Pubdate: Wed, 28 Feb 2018
Source: Toronto Sun (CN ON)
Copyright: 2018 Canoe Limited Partnership
Contact: http://www.torontosun.com/letter-to-editor
Website: http://torontosun.com/
Details: http://www.mapinc.org/media/457
Author: Michele Mandel
Page: 8

'IT'S BROKEN OUR LIVES'

Victims of bad science at Motherisk

Return their children.

That's what they want - the parents who saw their kids ripped away
based on flawed alcohol and drug hair tests from the now shuttered
Motherisk lab at the famous Sick Children's hospital. A report tabled
this week examined 1,270 cases handled by the lab going back more than
two decades and found 56 clear cases where Motherisk's flawed test
results had a "substantial impact" on the decision to remove children
- - though critics argue there are far more.

Of those 56 cases, only four have resulted in the kids being reunited
with their families. The rest are likely lost forever to their
adoptive parents.

"Help get our kids back that were taken in the first place," one
mother wrote on a Facebook support group. "These were babies, now they
are six and four. You can't give us back the time and memories we have
lost. I am so bitter, and angry and this ALL over money and BS."

 From 2005 to '15, the Motherisk Laboratory at Sick Kids tested more
than 24,000 hair samples for drugs and alcohol from over 16,000
different people, a side business that reportedly generated $1.3
million a year. It was the gold standard used in court by child
welfare agencies to justify their apprehension orders. Like the once
respected pathologist Charles Smith, also from Sick Kids, the evidence
entered by the venerable hospital's lab was treated as sacrosanct.

The case of Tamara Bloomfield blew the lid off that erroneous
assumption.

She was labelled Toronto's "crack mom" for supposedly feeding cocaine
to her son.

But in 2014, the Ontario Court of Appeal overturned her conviction
after new evidence cast serious doubt on the faulty science behind the
Motherisk hair testing results.

Following an investigative series by the Toronto Star, retired Justice
Susan E. Lang was tasked by the Ontario government to review
Motherisk's lab procedures. Her damning report in 2015 found its hair
strand drug and alcohol testing was "inadequate and unreliable" for
use in child protection, determining it lacked oversight and wasn't
even accredited as a forensic lab to carry out testing for legal purposes.

The province ordered children's aid agencies to stop relying on hair
testing and told Sick Kids to shut down the Motherisk lab.

For many families, it all came far too late.

"This means that even where the discredited Motherisk hair testing
substantially affected the outcome of a case, the family will likely
have difficulty bringing about a change in the children's living
arrangements," commissioner Judith Beaman warned in her report
released Monday. "The decisions we make in child protection are often
devastating and irrevocable. That is why it is critical that only
reliable evidence and a fair process be used in the service of making
those decisions."

Many parents have filed lawsuits against the lab; an effort to file a
class-action suit was dismissed last fall.

One mother took to her support group to decry what this scandal has
done to families like hers. Her words cut to the heart.

"What no one reads, no one knows, or no one understands, is the extent
of the trauma it has caused.

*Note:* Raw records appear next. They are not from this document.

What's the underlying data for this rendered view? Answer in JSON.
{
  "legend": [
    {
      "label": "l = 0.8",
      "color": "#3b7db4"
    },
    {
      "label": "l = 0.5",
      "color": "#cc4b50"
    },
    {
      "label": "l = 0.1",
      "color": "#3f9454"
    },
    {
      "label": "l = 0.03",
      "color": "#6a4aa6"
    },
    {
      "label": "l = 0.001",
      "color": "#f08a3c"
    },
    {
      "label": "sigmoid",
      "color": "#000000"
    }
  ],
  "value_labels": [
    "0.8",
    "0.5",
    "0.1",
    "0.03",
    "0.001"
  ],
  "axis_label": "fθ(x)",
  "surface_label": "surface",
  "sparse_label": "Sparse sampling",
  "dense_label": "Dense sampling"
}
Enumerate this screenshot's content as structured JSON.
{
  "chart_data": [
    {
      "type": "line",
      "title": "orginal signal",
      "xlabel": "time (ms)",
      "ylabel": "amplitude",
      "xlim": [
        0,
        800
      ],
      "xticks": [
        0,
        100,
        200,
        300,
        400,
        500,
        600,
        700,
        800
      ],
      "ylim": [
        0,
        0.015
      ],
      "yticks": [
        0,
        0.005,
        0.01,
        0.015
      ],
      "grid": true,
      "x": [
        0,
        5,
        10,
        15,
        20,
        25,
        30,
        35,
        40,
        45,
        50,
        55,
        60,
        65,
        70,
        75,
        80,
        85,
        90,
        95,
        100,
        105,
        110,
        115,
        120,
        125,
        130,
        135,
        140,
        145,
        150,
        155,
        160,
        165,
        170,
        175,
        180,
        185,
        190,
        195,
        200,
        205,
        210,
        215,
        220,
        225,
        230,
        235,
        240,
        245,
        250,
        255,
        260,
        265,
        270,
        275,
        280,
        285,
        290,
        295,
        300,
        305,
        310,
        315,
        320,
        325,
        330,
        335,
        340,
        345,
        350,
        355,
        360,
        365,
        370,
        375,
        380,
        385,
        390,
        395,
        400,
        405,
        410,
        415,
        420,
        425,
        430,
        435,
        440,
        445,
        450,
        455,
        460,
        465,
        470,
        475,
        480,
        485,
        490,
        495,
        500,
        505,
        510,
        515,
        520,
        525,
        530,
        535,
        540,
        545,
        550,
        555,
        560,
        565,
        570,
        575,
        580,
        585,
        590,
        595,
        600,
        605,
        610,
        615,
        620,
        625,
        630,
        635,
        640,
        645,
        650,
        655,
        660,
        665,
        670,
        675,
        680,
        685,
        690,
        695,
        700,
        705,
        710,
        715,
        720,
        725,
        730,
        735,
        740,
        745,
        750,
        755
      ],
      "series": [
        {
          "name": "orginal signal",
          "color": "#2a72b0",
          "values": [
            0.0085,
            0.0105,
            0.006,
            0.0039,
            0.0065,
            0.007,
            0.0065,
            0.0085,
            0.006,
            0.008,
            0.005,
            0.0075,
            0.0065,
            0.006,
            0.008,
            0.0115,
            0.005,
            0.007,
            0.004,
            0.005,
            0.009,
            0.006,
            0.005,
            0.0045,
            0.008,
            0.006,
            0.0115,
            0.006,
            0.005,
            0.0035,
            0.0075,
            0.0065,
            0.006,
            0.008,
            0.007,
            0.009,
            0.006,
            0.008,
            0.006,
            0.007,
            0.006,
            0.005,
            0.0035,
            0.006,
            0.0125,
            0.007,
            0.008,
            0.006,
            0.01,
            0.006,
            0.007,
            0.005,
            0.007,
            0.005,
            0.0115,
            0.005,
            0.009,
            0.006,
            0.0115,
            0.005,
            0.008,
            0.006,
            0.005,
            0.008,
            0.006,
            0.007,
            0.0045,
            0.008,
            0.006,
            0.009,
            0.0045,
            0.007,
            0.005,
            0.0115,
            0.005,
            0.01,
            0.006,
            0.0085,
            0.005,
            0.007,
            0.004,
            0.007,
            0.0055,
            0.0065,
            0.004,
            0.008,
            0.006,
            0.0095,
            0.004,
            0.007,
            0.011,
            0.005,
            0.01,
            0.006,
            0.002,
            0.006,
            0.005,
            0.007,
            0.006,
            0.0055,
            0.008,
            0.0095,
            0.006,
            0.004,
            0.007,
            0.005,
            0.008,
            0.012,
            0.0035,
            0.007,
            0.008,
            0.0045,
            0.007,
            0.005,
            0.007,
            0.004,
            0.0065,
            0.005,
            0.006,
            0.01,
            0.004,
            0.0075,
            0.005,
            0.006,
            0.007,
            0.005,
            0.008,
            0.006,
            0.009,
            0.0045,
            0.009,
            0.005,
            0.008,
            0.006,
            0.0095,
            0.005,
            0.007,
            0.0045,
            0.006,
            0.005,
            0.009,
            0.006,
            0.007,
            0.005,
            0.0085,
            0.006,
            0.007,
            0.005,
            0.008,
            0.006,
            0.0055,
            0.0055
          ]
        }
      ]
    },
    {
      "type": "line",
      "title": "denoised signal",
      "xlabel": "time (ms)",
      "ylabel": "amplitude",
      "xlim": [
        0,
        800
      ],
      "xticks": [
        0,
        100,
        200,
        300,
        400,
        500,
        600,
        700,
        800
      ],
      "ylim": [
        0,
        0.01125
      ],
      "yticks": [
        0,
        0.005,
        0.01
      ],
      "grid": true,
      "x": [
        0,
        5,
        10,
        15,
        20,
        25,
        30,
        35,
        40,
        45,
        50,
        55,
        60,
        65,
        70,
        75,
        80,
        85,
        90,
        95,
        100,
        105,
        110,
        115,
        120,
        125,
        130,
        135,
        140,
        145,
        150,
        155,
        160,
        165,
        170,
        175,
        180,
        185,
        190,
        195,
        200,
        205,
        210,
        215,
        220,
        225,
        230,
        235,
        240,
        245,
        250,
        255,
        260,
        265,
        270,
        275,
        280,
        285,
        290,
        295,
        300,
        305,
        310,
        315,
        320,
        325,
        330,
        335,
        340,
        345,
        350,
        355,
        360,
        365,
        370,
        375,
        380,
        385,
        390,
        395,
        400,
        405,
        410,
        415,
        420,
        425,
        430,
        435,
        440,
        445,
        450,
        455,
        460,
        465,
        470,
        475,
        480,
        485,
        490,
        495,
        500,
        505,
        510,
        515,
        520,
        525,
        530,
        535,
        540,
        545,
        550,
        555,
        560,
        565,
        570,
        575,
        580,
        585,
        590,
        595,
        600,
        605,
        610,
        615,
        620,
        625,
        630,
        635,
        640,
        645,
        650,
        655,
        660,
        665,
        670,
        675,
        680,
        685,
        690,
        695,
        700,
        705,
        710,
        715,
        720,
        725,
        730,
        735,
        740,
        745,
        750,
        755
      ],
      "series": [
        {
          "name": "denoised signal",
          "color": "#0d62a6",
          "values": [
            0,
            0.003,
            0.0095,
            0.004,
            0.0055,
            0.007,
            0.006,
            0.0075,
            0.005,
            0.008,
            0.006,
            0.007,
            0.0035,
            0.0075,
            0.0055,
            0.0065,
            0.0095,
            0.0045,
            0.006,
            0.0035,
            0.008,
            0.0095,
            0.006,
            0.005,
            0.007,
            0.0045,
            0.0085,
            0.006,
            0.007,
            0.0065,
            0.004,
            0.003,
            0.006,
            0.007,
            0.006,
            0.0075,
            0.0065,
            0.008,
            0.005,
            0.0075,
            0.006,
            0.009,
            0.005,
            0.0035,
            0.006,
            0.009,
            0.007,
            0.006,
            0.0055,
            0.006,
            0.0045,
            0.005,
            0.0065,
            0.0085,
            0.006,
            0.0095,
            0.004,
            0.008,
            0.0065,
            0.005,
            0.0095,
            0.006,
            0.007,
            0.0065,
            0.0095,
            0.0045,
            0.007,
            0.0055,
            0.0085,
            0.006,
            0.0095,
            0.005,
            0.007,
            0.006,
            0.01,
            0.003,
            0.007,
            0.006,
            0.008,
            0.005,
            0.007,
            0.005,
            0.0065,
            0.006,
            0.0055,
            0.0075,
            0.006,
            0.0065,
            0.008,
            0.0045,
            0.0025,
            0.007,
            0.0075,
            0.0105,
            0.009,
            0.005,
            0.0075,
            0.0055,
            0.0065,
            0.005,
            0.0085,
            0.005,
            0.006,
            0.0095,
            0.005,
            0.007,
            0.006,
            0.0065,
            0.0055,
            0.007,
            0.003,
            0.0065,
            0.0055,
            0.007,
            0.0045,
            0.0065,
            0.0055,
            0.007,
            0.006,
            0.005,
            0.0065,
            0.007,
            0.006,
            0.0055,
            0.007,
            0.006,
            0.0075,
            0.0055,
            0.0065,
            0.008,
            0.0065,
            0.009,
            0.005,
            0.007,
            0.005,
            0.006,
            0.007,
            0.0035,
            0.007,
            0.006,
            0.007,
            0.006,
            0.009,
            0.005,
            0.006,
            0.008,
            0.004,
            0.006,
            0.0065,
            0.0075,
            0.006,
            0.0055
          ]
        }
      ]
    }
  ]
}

Many can't imagine how we feel or what we
go through everyday. To grieve the loss of a loved one who has not
passed," she wrote.

"The endless sadness and missing pieces of hearts. We no longer feel
whole but lost. The sleepless nights with flashbacks and nightmares.
The loss of trust in humanity and the anxiety that it accompanies. The
constant fear of, well ... everything. It has broken our lives and
relationships that go beyond just the parent and child(ren). We have
been violated, and we can't forget a moment of it.

"I lay in my bed behind a closed door and shed my tears
everyday/night. On the outside one may think I'm fine, but inside I
scream and relive moments of horror. They've taken even the simplest
task from parents. To love and protect them. What these people have
done is irreparable. One day I only hope I can forgive, but I will
never forget."

She signed herself "an extremely broken mother."

Why does this all sound so familiar? How is it that after the Charles
Smith debacle, Sick Kids seems to have learned nothing at all?